Right now, the Atlanta Braves are standing in a place any other MLB team would love to be.
They still stand head and shoulders above other teams in the MLB more than halfway into the season. (.653 vs. the next closest competitor, Baltimore’s .616).
The batting is still plating runs, although not as copious as earlier this month, thanks in part to tough pitching from opposing teams.
Local and even some national sports journalists are now seeing the Braves as at least playoff contenders.
Yet, the past few games made some Braves fans and observers a little nervous. Why?
The Braves were destined to run into tough spots as the season moves forward. And tough teams have given the team challenges in the past few weeks.
Like the Arizona Diamondbacks, which handed the Braves its first series loss since May, and the Chicago White Sox, which had a losing record at 41-60, but had pitching potent enough to give the Braves a back-to-back losing series streak. And there’s the Milwaukee Brewers, which the Braves managed to walk away with a 2-3 split, but the eye-catching performance of Sal Frelick nearly single handily giving the Brewers its sole win against the Braves, had many fans wondering if the Home Team has lost the magic it had before the All-Star Game.
The difference maker in most of these games is pitching. The Braves pitching wasn’t as strong as the teams it opposed in the last few weeks. And the offense wasn’t scoring enough to overcome that deficiency. Add to that defensive errors and miscues in a few games, most recently the sole losing game against Milwaukee, and that led to the somewhat rocky road the Braves had to travel since the break.

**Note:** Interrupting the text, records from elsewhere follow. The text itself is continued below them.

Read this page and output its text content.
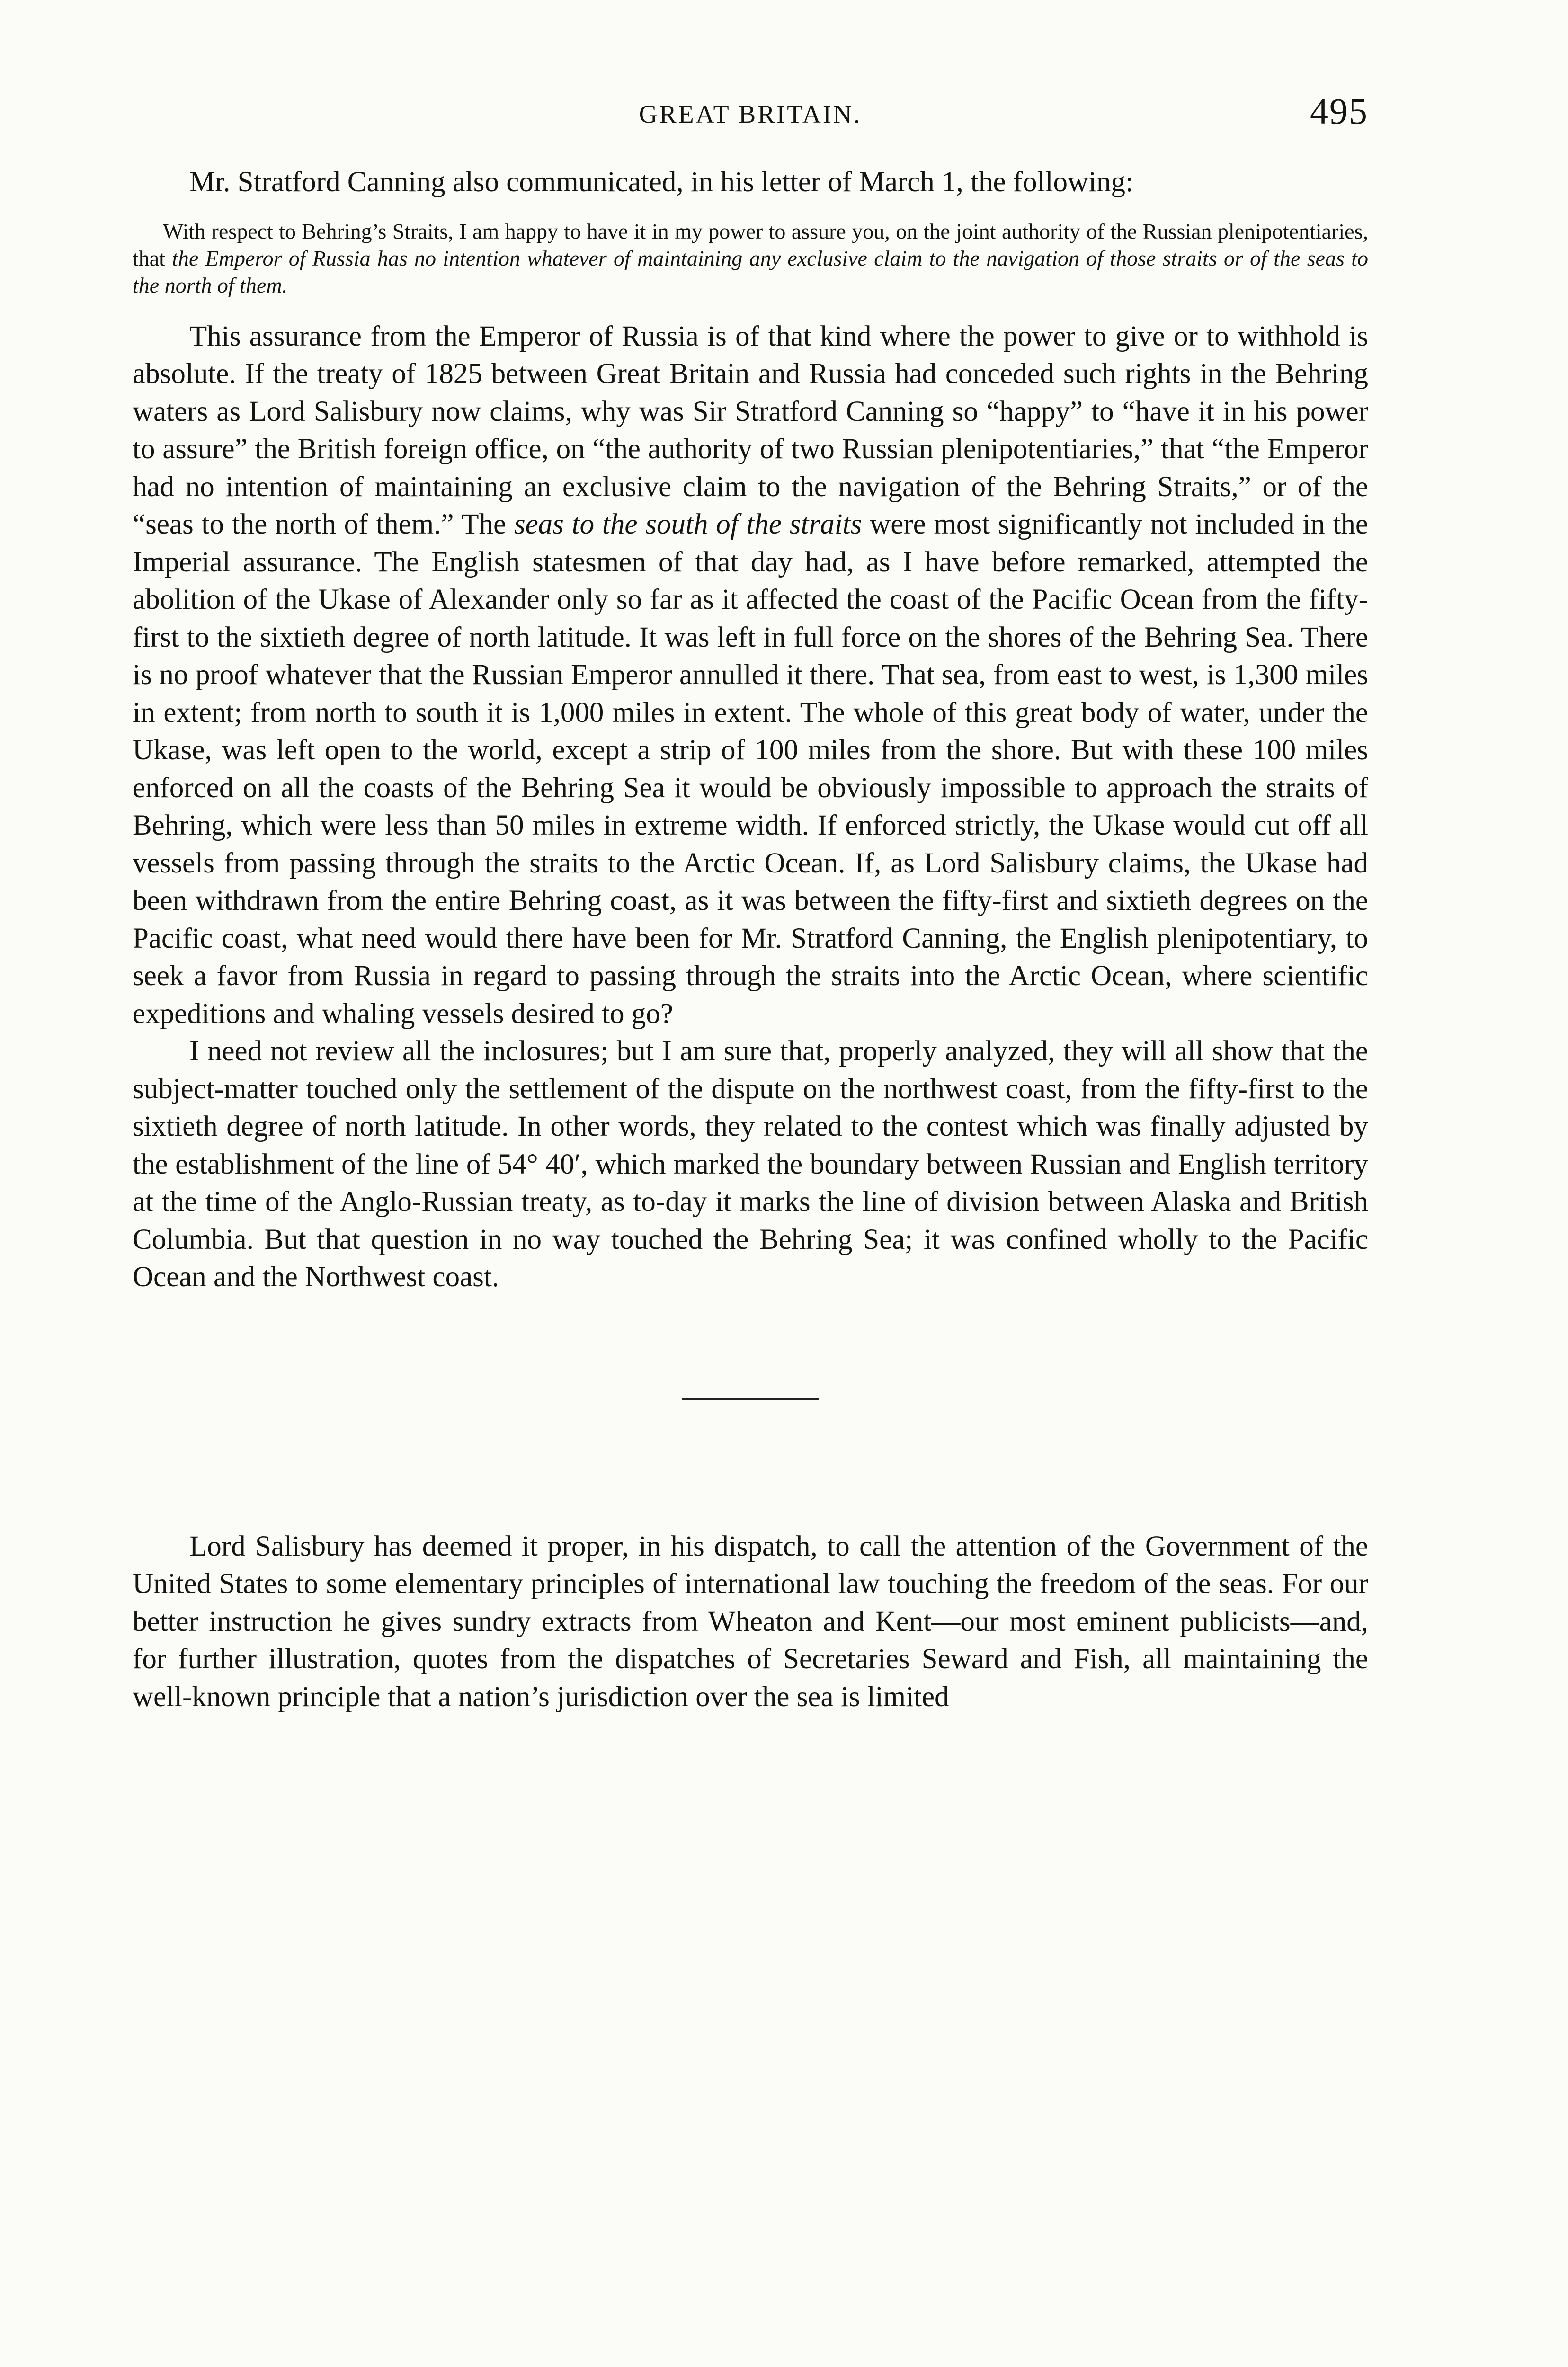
GREAT BRITAIN.	495

Mr. Stratford Canning also communicated, in his letter of March 1, the following:

With respect to Behring’s Straits, I am happy to have it in my power to assure you, on the joint authority of the Russian plenipotentiaries, that the Emperor of Russia has no intention whatever of maintaining any exclusive claim to the navigation of those straits or of the seas to the north of them.

This assurance from the Emperor of Russia is of that kind where the power to give or to withhold is absolute. If the treaty of 1825 between Great Britain and Russia had conceded such rights in the Behring waters as Lord Salisbury now claims, why was Sir Stratford Canning so “happy” to “have it in his power to assure” the British foreign office, on “the authority of two Russian plenipotentiaries,” that “the Emperor had no intention of maintaining an exclusive claim to the navigation of the Behring Straits,” or of the “seas to the north of them.” The seas to the south of the straits were most significantly not included in the Imperial assurance. The English statesmen of that day had, as I have before remarked, attempted the abolition of the Ukase of Alexander only so far as it affected the coast of the Pacific Ocean from the fifty-first to the sixtieth degree of north latitude. It was left in full force on the shores of the Behring Sea. There is no proof whatever that the Russian Emperor annulled it there. That sea, from east to west, is 1,300 miles in extent; from north to south it is 1,000 miles in extent. The whole of this great body of water, under the Ukase, was left open to the world, except a strip of 100 miles from the shore. But with these 100 miles enforced on all the coasts of the Behring Sea it would be obviously impossible to approach the straits of Behring, which were less than 50 miles in extreme width. If enforced strictly, the Ukase would cut off all vessels from passing through the straits to the Arctic Ocean. If, as Lord Salisbury claims, the Ukase had been withdrawn from the entire Behring coast, as it was between the fifty-first and sixtieth degrees on the Pacific coast, what need would there have been for Mr. Stratford Canning, the English plenipotentiary, to seek a favor from Russia in regard to passing through the straits into the Arctic Ocean, where scientific expeditions and whaling vessels desired to go?

I need not review all the inclosures; but I am sure that, properly analyzed, they will all show that the subject-matter touched only the settlement of the dispute on the northwest coast, from the fifty-first to the sixtieth degree of north latitude. In other words, they related to the contest which was finally adjusted by the establishment of the line of 54° 40′, which marked the boundary between Russian and English territory at the time of the Anglo-Russian treaty, as to-day it marks the line of division between Alaska and British Columbia. But that question in no way touched the Behring Sea; it was confined wholly to the Pacific Ocean and the Northwest coast.

Lord Salisbury has deemed it proper, in his dispatch, to call the attention of the Government of the United States to some elementary principles of international law touching the freedom of the seas. For our better instruction he gives sundry extracts from Wheaton and Kent—our most eminent publicists—and, for further illustration, quotes from the dispatches of Secretaries Seward and Fish, all maintaining the well-known principle that a nation’s jurisdiction over the sea is limited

That’s the Braves’ recent past. Now here’s their future.
In the closing days of July, the Braves will play the Boston Red Sox, who have a .530 winning percentage (PCT), for two games starting tomorrow, then look out, here comes Frelick and those Brewers again (.550) for another three game series. Splits are likely for both series.
In August, the Braves get these teams in order: Angels (.510 PCT ), Cubs (.485), Pirates (.434), Mets (.465), Yankees (.530), Giants (.535), Mets (again!), Giants (again!), Mets (3rd series this month), Rockies (.394), and Dodgers (.582).
At least on paper (baseball is unpredictable, you know!), the Brewers, Cubs, Giants and especially the Dodgers are the toughest teams the Braves will face in August. The best chances for a Braves sweep are the Pirates, Yankees and Rockies. The Braves could definitely help themselves by winning the two upcoming series against another NL East team, the Mets.
So can the Braves make most of its forthcoming games count when pitching is in question? Aparently Braves General Manager Alex Anthopoulos has been spending some time on that very question, and it didn’t take long after the last game for him to make some decisions.
On Sunday, the Braves aquired right-handed pitcher Yonny Chirinos off waivers from the Tampa Bay Rays, sent right-handed pitcher Michael Soroka to the Braves’ Triple-A Gwinnett club and designated right-handed pitcher Seth Elledge for assignment. Today, they acquired from the Rockies Pierce Johnson to help shore up their bullpen, in a swap for Tanner Gordon and Victor Vodnik. The Braves are also paying the Texas Rangers for the services of left-handed pitcher Taylor Hearn.
These new arms coming to the dugout will replace temporarly departing and/or reassigned pitchers, like Soroka, who did well but not enough to stay on the starter roster. He’s going to Gwinnett to improve his game.
As the last few weeks have taught us, a team can’t live soley on agressive offense, or on great pitching, for that matter. But the front office is doing what it can to keep the team competitve, so at least the Braves can’t be accused of not doing anything when things don’t seem to be jelling. Time will tell if the right decisions were made.
The road to a championship is rough and unsteady path, but the Braves are moving forward, still in the right direction.